Principles and Hate Speech

Principles and Hate Speech

I joke about punching Nazis from time to time, but I also joke about running across the White House lawn without wearing pants. Neither of those things are likely to ever happen, and I don’t generally recommend people try it. In real life, if I ever punched anyone, they would have to be an imminent, immediate danger to myself, or the people around me. If I knew punching someone would prevent them from committing an immediate, imminent, and in-progress heinous act against others, I would do it, and I would *still* feel bad about it.
I abhor violence. I understand that there are times when violence must be used, as I won’t zero tolerance something when it is the most workable solution, but it is to be something avoided at every cost until it can’t be pushed aside as an option. People have the right to say what they feel, even if it’s something truly awful. There are exceptions here as well, for example yelling fire in a crowded theater, but I’m speaking of those who adopt stances of bigotry, who say unpopular things. That speech much be protected. Too many times in our history, we’ve decided it was okay to stop people from speaking freely by methods we would consider coercion, or suppression. I don’t have to bring up examples like McCarthyism to stress why it’s such a crucial right to protect.

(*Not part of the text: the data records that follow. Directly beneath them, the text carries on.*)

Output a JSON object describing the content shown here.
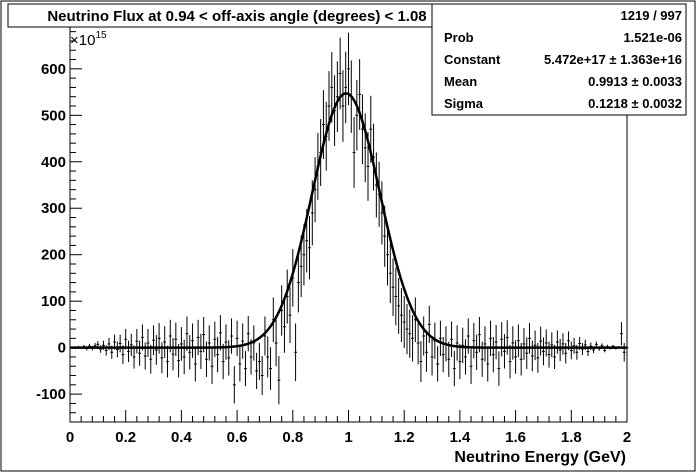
{
  "chart_data": {
    "type": "scatter",
    "title": "Neutrino Flux at  0.94 < off-axis angle (degrees) <  1.08",
    "xlabel": "Neutrino Energy (GeV)",
    "ylabel": "",
    "y_multiplier": "×10",
    "y_multiplier_exp": "15",
    "xlim": [
      0,
      2
    ],
    "ylim": [
      -160,
      690
    ],
    "x_ticks": [
      0,
      0.2,
      0.4,
      0.6,
      0.8,
      1,
      1.2,
      1.4,
      1.6,
      1.8,
      2
    ],
    "x_tick_labels": [
      "0",
      "0.2",
      "0.4",
      "0.6",
      "0.8",
      "1",
      "1.2",
      "1.4",
      "1.6",
      "1.8",
      "2"
    ],
    "y_ticks": [
      -100,
      0,
      100,
      200,
      300,
      400,
      500,
      600
    ],
    "y_tick_labels": [
      "-100",
      "0",
      "100",
      "200",
      "300",
      "400",
      "500",
      "600"
    ],
    "grid": false,
    "legend": "none",
    "fit": {
      "type": "gaussian",
      "constant": 547.2,
      "mean": 0.9913,
      "sigma": 0.1218
    },
    "stats": [
      {
        "name": "",
        "value": "1219 / 997"
      },
      {
        "name": "Prob",
        "value": "1.521e-06"
      },
      {
        "name": "Constant",
        "value": "5.472e+17 ± 1.363e+16"
      },
      {
        "name": "Mean",
        "value": "0.9913 ± 0.0033"
      },
      {
        "name": "Sigma",
        "value": "0.1218 ± 0.0032"
      }
    ],
    "points": [
      [
        0.01,
        0,
        2
      ],
      [
        0.02,
        -1,
        2
      ],
      [
        0.03,
        1,
        3
      ],
      [
        0.04,
        0,
        2
      ],
      [
        0.05,
        2,
        4
      ],
      [
        0.06,
        -2,
        4
      ],
      [
        0.07,
        3,
        5
      ],
      [
        0.08,
        -1,
        5
      ],
      [
        0.09,
        4,
        6
      ],
      [
        0.1,
        7,
        7
      ],
      [
        0.11,
        -3,
        8
      ],
      [
        0.12,
        5,
        10
      ],
      [
        0.13,
        -6,
        11
      ],
      [
        0.14,
        8,
        13
      ],
      [
        0.15,
        -10,
        14
      ],
      [
        0.16,
        12,
        16
      ],
      [
        0.17,
        -4,
        17
      ],
      [
        0.18,
        9,
        19
      ],
      [
        0.19,
        -15,
        20
      ],
      [
        0.2,
        18,
        22
      ],
      [
        0.21,
        -8,
        23
      ],
      [
        0.22,
        6,
        24
      ],
      [
        0.23,
        -20,
        25
      ],
      [
        0.24,
        14,
        26
      ],
      [
        0.25,
        -12,
        27
      ],
      [
        0.26,
        22,
        28
      ],
      [
        0.27,
        -18,
        29
      ],
      [
        0.28,
        10,
        30
      ],
      [
        0.29,
        -25,
        31
      ],
      [
        0.3,
        16,
        32
      ],
      [
        0.31,
        -5,
        32
      ],
      [
        0.32,
        20,
        33
      ],
      [
        0.33,
        -22,
        33
      ],
      [
        0.34,
        12,
        34
      ],
      [
        0.35,
        -30,
        34
      ],
      [
        0.36,
        25,
        35
      ],
      [
        0.37,
        -14,
        35
      ],
      [
        0.38,
        18,
        36
      ],
      [
        0.39,
        -28,
        36
      ],
      [
        0.4,
        8,
        36
      ],
      [
        0.41,
        -20,
        37
      ],
      [
        0.42,
        30,
        37
      ],
      [
        0.43,
        -10,
        37
      ],
      [
        0.44,
        15,
        37
      ],
      [
        0.45,
        -35,
        38
      ],
      [
        0.46,
        22,
        38
      ],
      [
        0.47,
        -8,
        38
      ],
      [
        0.48,
        28,
        38
      ],
      [
        0.49,
        -25,
        38
      ],
      [
        0.5,
        10,
        38
      ],
      [
        0.51,
        -40,
        38
      ],
      [
        0.52,
        18,
        38
      ],
      [
        0.53,
        -15,
        38
      ],
      [
        0.54,
        32,
        38
      ],
      [
        0.55,
        -30,
        38
      ],
      [
        0.56,
        12,
        38
      ],
      [
        0.57,
        -22,
        38
      ],
      [
        0.58,
        25,
        38
      ],
      [
        0.59,
        -80,
        40
      ],
      [
        0.6,
        20,
        38
      ],
      [
        0.61,
        -35,
        38
      ],
      [
        0.62,
        14,
        38
      ],
      [
        0.63,
        -45,
        38
      ],
      [
        0.64,
        30,
        38
      ],
      [
        0.65,
        -20,
        38
      ],
      [
        0.66,
        10,
        38
      ],
      [
        0.67,
        -50,
        39
      ],
      [
        0.68,
        -30,
        40
      ],
      [
        0.69,
        -60,
        42
      ],
      [
        0.7,
        25,
        42
      ],
      [
        0.71,
        -20,
        44
      ],
      [
        0.72,
        -45,
        46
      ],
      [
        0.73,
        60,
        48
      ],
      [
        0.74,
        10,
        50
      ],
      [
        0.75,
        -70,
        52
      ],
      [
        0.76,
        80,
        54
      ],
      [
        0.77,
        45,
        56
      ],
      [
        0.78,
        110,
        58
      ],
      [
        0.79,
        70,
        60
      ],
      [
        0.8,
        150,
        62
      ],
      [
        0.81,
        -10,
        62
      ],
      [
        0.82,
        140,
        64
      ],
      [
        0.83,
        175,
        66
      ],
      [
        0.84,
        200,
        66
      ],
      [
        0.85,
        230,
        68
      ],
      [
        0.86,
        215,
        68
      ],
      [
        0.87,
        290,
        70
      ],
      [
        0.88,
        340,
        70
      ],
      [
        0.89,
        390,
        72
      ],
      [
        0.9,
        420,
        72
      ],
      [
        0.91,
        480,
        74
      ],
      [
        0.92,
        455,
        74
      ],
      [
        0.93,
        520,
        75
      ],
      [
        0.94,
        560,
        76
      ],
      [
        0.95,
        510,
        76
      ],
      [
        0.96,
        540,
        76
      ],
      [
        0.97,
        590,
        77
      ],
      [
        0.98,
        520,
        77
      ],
      [
        0.99,
        560,
        77
      ],
      [
        1.0,
        600,
        78
      ],
      [
        1.01,
        540,
        78
      ],
      [
        1.02,
        420,
        76
      ],
      [
        1.03,
        500,
        76
      ],
      [
        1.04,
        545,
        76
      ],
      [
        1.05,
        470,
        75
      ],
      [
        1.06,
        430,
        74
      ],
      [
        1.07,
        390,
        74
      ],
      [
        1.08,
        470,
        72
      ],
      [
        1.09,
        410,
        72
      ],
      [
        1.1,
        350,
        70
      ],
      [
        1.11,
        330,
        70
      ],
      [
        1.12,
        290,
        68
      ],
      [
        1.13,
        240,
        66
      ],
      [
        1.14,
        200,
        66
      ],
      [
        1.15,
        160,
        64
      ],
      [
        1.16,
        130,
        62
      ],
      [
        1.17,
        110,
        62
      ],
      [
        1.18,
        90,
        60
      ],
      [
        1.19,
        70,
        58
      ],
      [
        1.2,
        55,
        56
      ],
      [
        1.21,
        40,
        54
      ],
      [
        1.22,
        30,
        52
      ],
      [
        1.23,
        20,
        50
      ],
      [
        1.24,
        60,
        48
      ],
      [
        1.25,
        10,
        46
      ],
      [
        1.26,
        -30,
        44
      ],
      [
        1.27,
        25,
        42
      ],
      [
        1.28,
        -10,
        42
      ],
      [
        1.29,
        50,
        40
      ],
      [
        1.3,
        -20,
        40
      ],
      [
        1.31,
        15,
        39
      ],
      [
        1.32,
        -35,
        38
      ],
      [
        1.33,
        20,
        38
      ],
      [
        1.34,
        -15,
        38
      ],
      [
        1.35,
        8,
        38
      ],
      [
        1.36,
        -25,
        38
      ],
      [
        1.37,
        18,
        38
      ],
      [
        1.38,
        -45,
        38
      ],
      [
        1.39,
        10,
        38
      ],
      [
        1.4,
        -30,
        38
      ],
      [
        1.41,
        5,
        38
      ],
      [
        1.42,
        -20,
        38
      ],
      [
        1.43,
        25,
        38
      ],
      [
        1.44,
        -40,
        38
      ],
      [
        1.45,
        15,
        38
      ],
      [
        1.46,
        -10,
        38
      ],
      [
        1.47,
        28,
        38
      ],
      [
        1.48,
        -25,
        38
      ],
      [
        1.49,
        8,
        38
      ],
      [
        1.5,
        -35,
        38
      ],
      [
        1.51,
        20,
        38
      ],
      [
        1.52,
        -15,
        38
      ],
      [
        1.53,
        12,
        37
      ],
      [
        1.54,
        -45,
        37
      ],
      [
        1.55,
        18,
        37
      ],
      [
        1.56,
        -8,
        37
      ],
      [
        1.57,
        22,
        37
      ],
      [
        1.58,
        -30,
        36
      ],
      [
        1.59,
        10,
        36
      ],
      [
        1.6,
        -20,
        36
      ],
      [
        1.61,
        15,
        35
      ],
      [
        1.62,
        -25,
        35
      ],
      [
        1.63,
        8,
        34
      ],
      [
        1.64,
        -12,
        34
      ],
      [
        1.65,
        20,
        33
      ],
      [
        1.66,
        -18,
        33
      ],
      [
        1.67,
        5,
        32
      ],
      [
        1.68,
        -22,
        32
      ],
      [
        1.69,
        14,
        31
      ],
      [
        1.7,
        -8,
        30
      ],
      [
        1.71,
        10,
        29
      ],
      [
        1.72,
        -15,
        28
      ],
      [
        1.73,
        6,
        27
      ],
      [
        1.74,
        -20,
        26
      ],
      [
        1.75,
        12,
        25
      ],
      [
        1.76,
        -5,
        24
      ],
      [
        1.77,
        8,
        23
      ],
      [
        1.78,
        -12,
        22
      ],
      [
        1.79,
        15,
        20
      ],
      [
        1.8,
        -6,
        19
      ],
      [
        1.81,
        4,
        17
      ],
      [
        1.82,
        -10,
        16
      ],
      [
        1.83,
        9,
        14
      ],
      [
        1.84,
        -3,
        13
      ],
      [
        1.85,
        6,
        11
      ],
      [
        1.86,
        -8,
        10
      ],
      [
        1.87,
        3,
        8
      ],
      [
        1.88,
        -5,
        7
      ],
      [
        1.89,
        7,
        6
      ],
      [
        1.9,
        -2,
        5
      ],
      [
        1.91,
        4,
        5
      ],
      [
        1.92,
        -6,
        4
      ],
      [
        1.93,
        2,
        4
      ],
      [
        1.94,
        -1,
        3
      ],
      [
        1.95,
        3,
        3
      ],
      [
        1.96,
        -2,
        2
      ],
      [
        1.97,
        1,
        2
      ],
      [
        1.98,
        30,
        25
      ],
      [
        1.99,
        -10,
        20
      ],
      [
        2.0,
        0,
        2
      ]
    ]
  }
}
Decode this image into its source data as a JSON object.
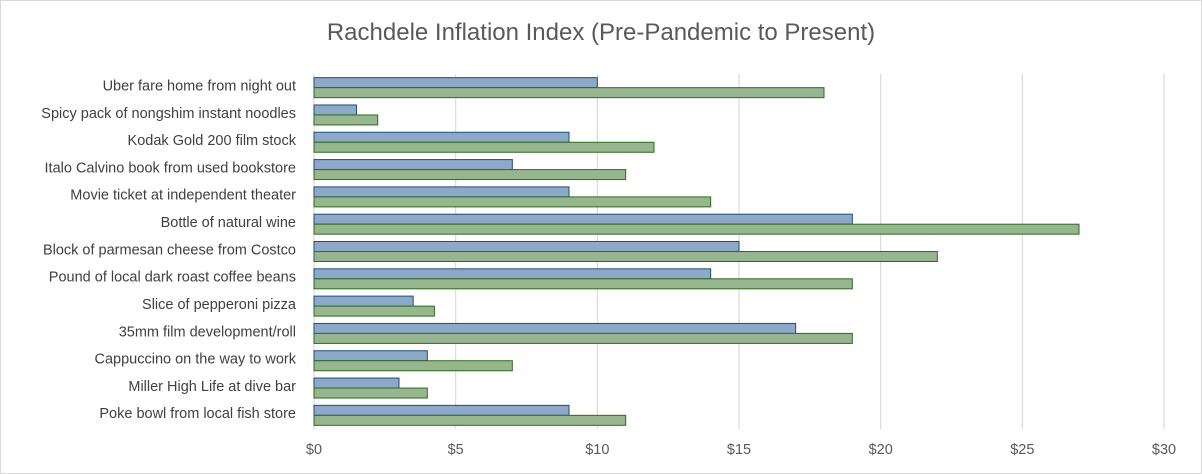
{
  "chart_data": {
    "type": "bar",
    "orientation": "horizontal",
    "title": "Rachdele Inflation Index (Pre-Pandemic to Present)",
    "xlabel": "",
    "ylabel": "",
    "xlim": [
      0,
      30
    ],
    "x_ticks": [
      "$0",
      "$5",
      "$10",
      "$15",
      "$20",
      "$25",
      "$30"
    ],
    "x_tick_values": [
      0,
      5,
      10,
      15,
      20,
      25,
      30
    ],
    "grid": true,
    "legend": "none",
    "categories": [
      "Uber fare home from night out",
      "Spicy pack of nongshim instant noodles",
      "Kodak Gold 200 film stock",
      "Italo Calvino book from used bookstore",
      "Movie ticket at independent theater",
      "Bottle of natural wine",
      "Block of parmesan cheese from Costco",
      "Pound of local dark roast coffee beans",
      "Slice of pepperoni pizza",
      "35mm film development/roll",
      "Cappuccino on the way to work",
      "Miller High Life at dive bar ",
      "Poke bowl from local fish store"
    ],
    "series": [
      {
        "values": [
          10,
          1.5,
          9,
          7,
          9,
          19,
          15,
          14,
          3.5,
          17,
          4,
          3,
          9
        ],
        "fill": "#8ea9c8",
        "stroke": "#1f4e79"
      },
      {
        "values": [
          18,
          2.25,
          12,
          11,
          14,
          27,
          22,
          19,
          4.25,
          19,
          7,
          4,
          11
        ],
        "fill": "#97b58e",
        "stroke": "#2e6b22"
      }
    ]
  }
}
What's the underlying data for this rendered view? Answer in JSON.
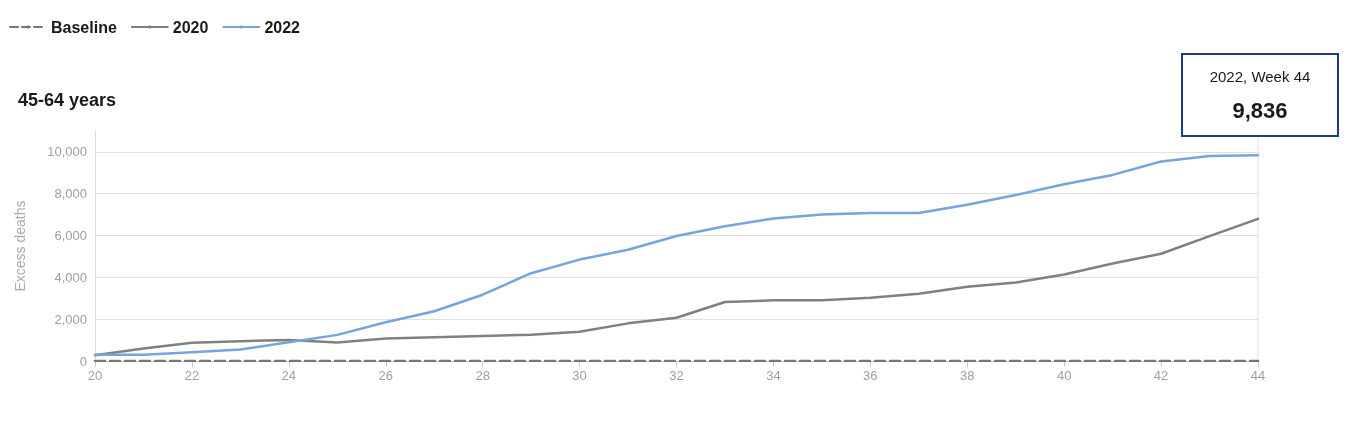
{
  "chart_data": {
    "type": "line",
    "title": "45-64 years",
    "ylabel": "Excess deaths",
    "x": [
      20,
      21,
      22,
      23,
      24,
      25,
      26,
      27,
      28,
      29,
      30,
      31,
      32,
      33,
      34,
      35,
      36,
      37,
      38,
      39,
      40,
      41,
      42,
      43,
      44
    ],
    "series": [
      {
        "name": "Baseline",
        "color": "#777777",
        "line_style": "dashed",
        "values": [
          0,
          0,
          0,
          0,
          0,
          0,
          0,
          0,
          0,
          0,
          0,
          0,
          0,
          0,
          0,
          0,
          0,
          0,
          0,
          0,
          0,
          0,
          0,
          0,
          0
        ]
      },
      {
        "name": "2020",
        "color": "#808080",
        "values": [
          280,
          600,
          870,
          950,
          1000,
          880,
          1080,
          1130,
          1200,
          1260,
          1400,
          1800,
          2070,
          2820,
          2900,
          2900,
          3020,
          3220,
          3550,
          3750,
          4140,
          4660,
          5130,
          5970,
          6800
        ]
      },
      {
        "name": "2022",
        "color": "#77a3de",
        "values": [
          300,
          300,
          420,
          550,
          900,
          1250,
          1850,
          2380,
          3170,
          4200,
          4850,
          5320,
          5980,
          6440,
          6820,
          7010,
          7080,
          7080,
          7470,
          7940,
          8450,
          8900,
          9540,
          9800,
          9836
        ]
      }
    ],
    "xlim": [
      20,
      44
    ],
    "xticks": [
      20,
      22,
      24,
      26,
      28,
      30,
      32,
      34,
      36,
      38,
      40,
      42,
      44
    ],
    "ylim": [
      0,
      11000
    ],
    "yticks": [
      {
        "value": 0,
        "label": "0"
      },
      {
        "value": 2000,
        "label": "2,000"
      },
      {
        "value": 4000,
        "label": "4,000"
      },
      {
        "value": 6000,
        "label": "6,000"
      },
      {
        "value": 8000,
        "label": "8,000"
      },
      {
        "value": 10000,
        "label": "10,000"
      }
    ],
    "annotations": [
      "2022, Week 44",
      "9,836"
    ],
    "grid": "y",
    "legend": "top left",
    "marker": "none",
    "line_style": "solid"
  }
}
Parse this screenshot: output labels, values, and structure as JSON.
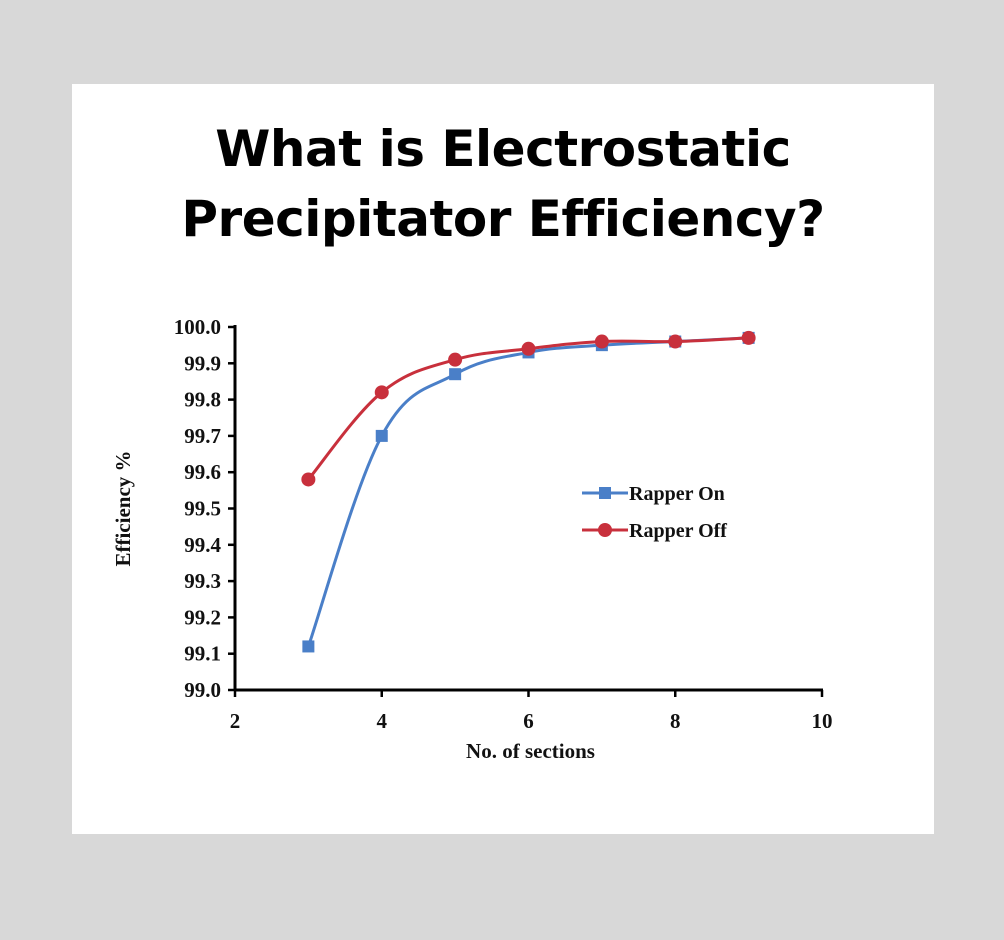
{
  "title": {
    "line1": "What is Electrostatic",
    "line2": "Precipitator Efficiency?"
  },
  "colors": {
    "background": "#d8d8d8",
    "panel": "#ffffff",
    "rapper_on": "#4a7fc8",
    "rapper_off": "#c8303c",
    "axis": "#000000"
  },
  "chart_data": {
    "type": "line",
    "title": "What is Electrostatic Precipitator Efficiency?",
    "xlabel": "No. of sections",
    "ylabel": "Efficiency %",
    "xlim": [
      2,
      10
    ],
    "ylim": [
      99.0,
      100.0
    ],
    "x_ticks": [
      "2",
      "4",
      "6",
      "8",
      "10"
    ],
    "y_ticks": [
      "99.0",
      "99.1",
      "99.2",
      "99.3",
      "99.4",
      "99.5",
      "99.6",
      "99.7",
      "99.8",
      "99.9",
      "100.0"
    ],
    "grid": false,
    "legend_position": "center-right",
    "x": [
      3,
      4,
      5,
      6,
      7,
      8,
      9
    ],
    "series": [
      {
        "name": "Rapper On",
        "marker": "square",
        "color": "#4a7fc8",
        "values": [
          99.12,
          99.7,
          99.87,
          99.93,
          99.95,
          99.96,
          99.97
        ]
      },
      {
        "name": "Rapper Off",
        "marker": "circle",
        "color": "#c8303c",
        "values": [
          99.58,
          99.82,
          99.91,
          99.94,
          99.96,
          99.96,
          99.97
        ]
      }
    ]
  }
}
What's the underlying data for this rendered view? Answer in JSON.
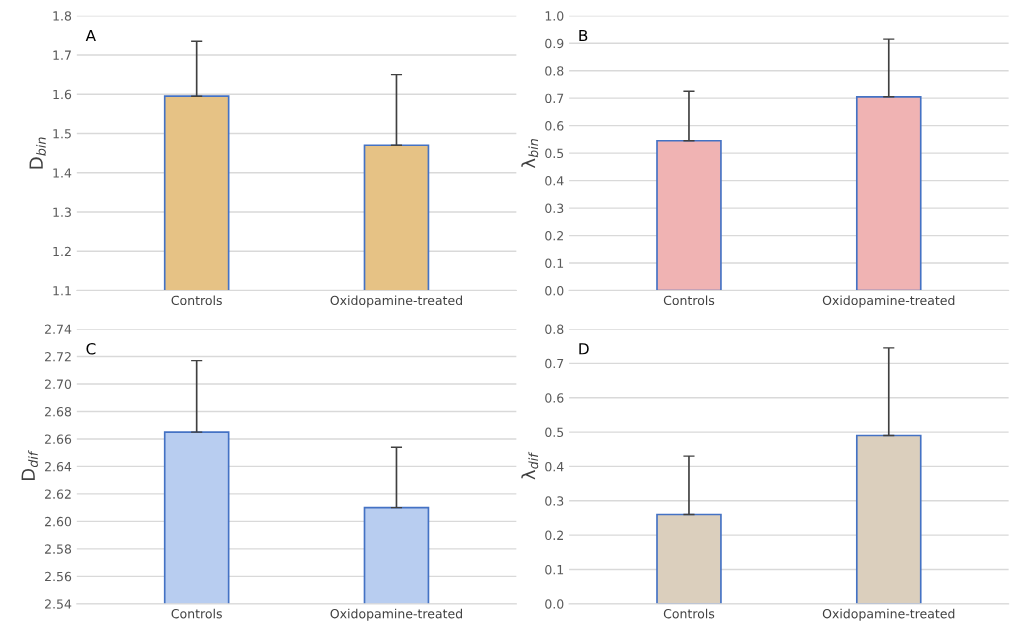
{
  "chart_data": [
    {
      "type": "bar",
      "title": "A",
      "ylabel": "D$_{bin}$",
      "categories": [
        "Controls",
        "Oxidopamine-treated"
      ],
      "values": [
        1.595,
        1.47
      ],
      "errors": [
        [
          1.595,
          1.735
        ],
        [
          1.47,
          1.65
        ]
      ],
      "color": "#e6c285",
      "ylim": [
        1.1,
        1.8
      ],
      "yticks": [
        1.1,
        1.2,
        1.3,
        1.4,
        1.5,
        1.6,
        1.7,
        1.8
      ],
      "grid": "y"
    },
    {
      "type": "bar",
      "title": "B",
      "ylabel": "λ$_{bin}$",
      "categories": [
        "Controls",
        "Oxidopamine-treated"
      ],
      "values": [
        0.545,
        0.705
      ],
      "errors": [
        [
          0.545,
          0.725
        ],
        [
          0.705,
          0.915
        ]
      ],
      "color": "#f0b3b3",
      "ylim": [
        0,
        1.0
      ],
      "yticks": [
        {
          "value": 0,
          "label": "0.0"
        },
        0.1,
        0.2,
        0.3,
        0.4,
        0.5,
        0.6,
        0.7,
        0.8,
        0.9,
        {
          "value": 1.0,
          "label": "1.0"
        }
      ],
      "grid": "y"
    },
    {
      "type": "bar",
      "title": "C",
      "ylabel": "D$_{dif}$",
      "categories": [
        "Controls",
        "Oxidopamine-treated"
      ],
      "values": [
        2.665,
        2.61
      ],
      "errors": [
        [
          2.665,
          2.717
        ],
        [
          2.61,
          2.654
        ]
      ],
      "color": "#b8cdf0",
      "ylim": [
        2.54,
        2.74
      ],
      "yticks": [
        2.54,
        2.56,
        2.58,
        {
          "value": 2.6,
          "label": "2.60"
        },
        2.62,
        2.64,
        2.66,
        2.68,
        {
          "value": 2.7,
          "label": "2.70"
        },
        2.72,
        2.74
      ],
      "grid": "y"
    },
    {
      "type": "bar",
      "title": "D",
      "ylabel": "λ$_{dif}$",
      "categories": [
        "Controls",
        "Oxidopamine-treated"
      ],
      "values": [
        0.26,
        0.49
      ],
      "errors": [
        [
          0.26,
          0.43
        ],
        [
          0.49,
          0.745
        ]
      ],
      "color": "#dbcfbd",
      "ylim": [
        0,
        0.8
      ],
      "yticks": [
        {
          "value": 0,
          "label": "0.0"
        },
        0.1,
        0.2,
        0.3,
        0.4,
        0.5,
        0.6,
        0.7,
        0.8
      ],
      "grid": "y"
    }
  ]
}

A Nazi has a right to exist. That right extends to speech, until that speech is used to incite harmful action against others. It’s often disgusting, abhorrent, vile, and shocking, but it can still be said as long as it’s not advocating action that results in people having their rights infringed upon. I don’t have to like what they say in order to protect it. Either rights are rights, or they’re just privileges we revoke on a whim, when we feel it’s something people shouldn’t be allowed to say because we don’t like what’s being said. We can’t do that. The temptation is there, I understand, but we cannot do it, and then later complain when someone else tries to do the same to us. It works both ways, as much as we might hate to hear what other people are saying, even if we know what they’re saying is wrong, even if what they’re saying is filled to the brim with hateful ideology. Until they seek to act on it, it is protected, and until a Nazi is actually trying to enact their policies, until the KKK is harassing people of color in their homes, at work, or burning crosses on their front lawns, they are protected too, as despicable as it feels.
Often, the right thing does not feel good. Sometimes it leaves us feeling regret, pain, it haunts us, we feel like enablers at times, but it is what must be done because it is the right thing to do, and those rights must be protected, even if it costs a little bit of my soul to keep it that way. Principles don’t mean shit if we’re willing to throw them away at the first sign of resistance. We have to hold fast and do what is right no matter the cost.